🤖 AI Summary
Existing vision-language-action models are prone to error accumulation in long-horizon tasks due to the absence of explicit intermediate planning. This work proposes a two-stage generative architecture that natively integrates planning and execution within a discrete action token space: it first predicts a compact, coarse-grained action sequence as a high-level trajectory sketch, then conditions on this sketch to generate fine-grained, executable actions. This approach achieves, for the first time, tight coupling between planning and control under a unified discrete action vocabulary, aligning the plan directly with the control manifold to yield actionable guidance.

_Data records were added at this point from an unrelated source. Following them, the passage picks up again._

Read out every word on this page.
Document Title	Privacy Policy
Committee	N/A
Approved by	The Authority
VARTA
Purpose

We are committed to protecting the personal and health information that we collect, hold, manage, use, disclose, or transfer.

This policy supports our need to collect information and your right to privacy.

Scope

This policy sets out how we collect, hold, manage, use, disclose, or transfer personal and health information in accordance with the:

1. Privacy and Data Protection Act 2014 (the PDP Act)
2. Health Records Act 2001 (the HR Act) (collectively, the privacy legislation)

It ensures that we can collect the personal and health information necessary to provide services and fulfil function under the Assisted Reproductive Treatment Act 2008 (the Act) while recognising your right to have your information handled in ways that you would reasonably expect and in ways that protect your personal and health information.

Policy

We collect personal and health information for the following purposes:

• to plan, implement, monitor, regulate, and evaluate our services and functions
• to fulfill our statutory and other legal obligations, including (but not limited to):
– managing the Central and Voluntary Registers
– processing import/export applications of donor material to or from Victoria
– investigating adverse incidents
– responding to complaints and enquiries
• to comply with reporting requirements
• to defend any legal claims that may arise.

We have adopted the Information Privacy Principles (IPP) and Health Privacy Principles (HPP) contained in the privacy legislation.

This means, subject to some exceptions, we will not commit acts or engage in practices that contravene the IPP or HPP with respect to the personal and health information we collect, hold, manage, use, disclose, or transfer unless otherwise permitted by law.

Experiments demonstrate that the model significantly outperforms direct action generation methods on LIBERO, SimplerEnv-WidowX, and real-robot tasks, with particularly pronounced gains in multi-stage, long-horizon scenarios.
📝 Abstract
Most vision-language-action (VLA) models map observations directly to actions without explicit intermediate planning, which limits performance on long-horizon tasks where early mistakes compound. We propose Coarse-to-Control, a plan-execute VLA that introduces planning natively in the action-token space. The key idea is to let the policy first predict a compact sequence of coarse action tokens that summarize the intended future trajectory, and then generate executable action tokens conditioned on this plan. Because both planning and execution share a unified discrete action vocabulary, the plan stays close to the control manifold and provides directly actionable guidance rather than an abstract hint that must be translated back to motor commands. Experiments on LIBERO, SimplerEnv-WidowX, and real-world manipulation tasks show that action-token planning consistently improves over direct action generation, with the largest gains on long-horizon multi-stage tasks.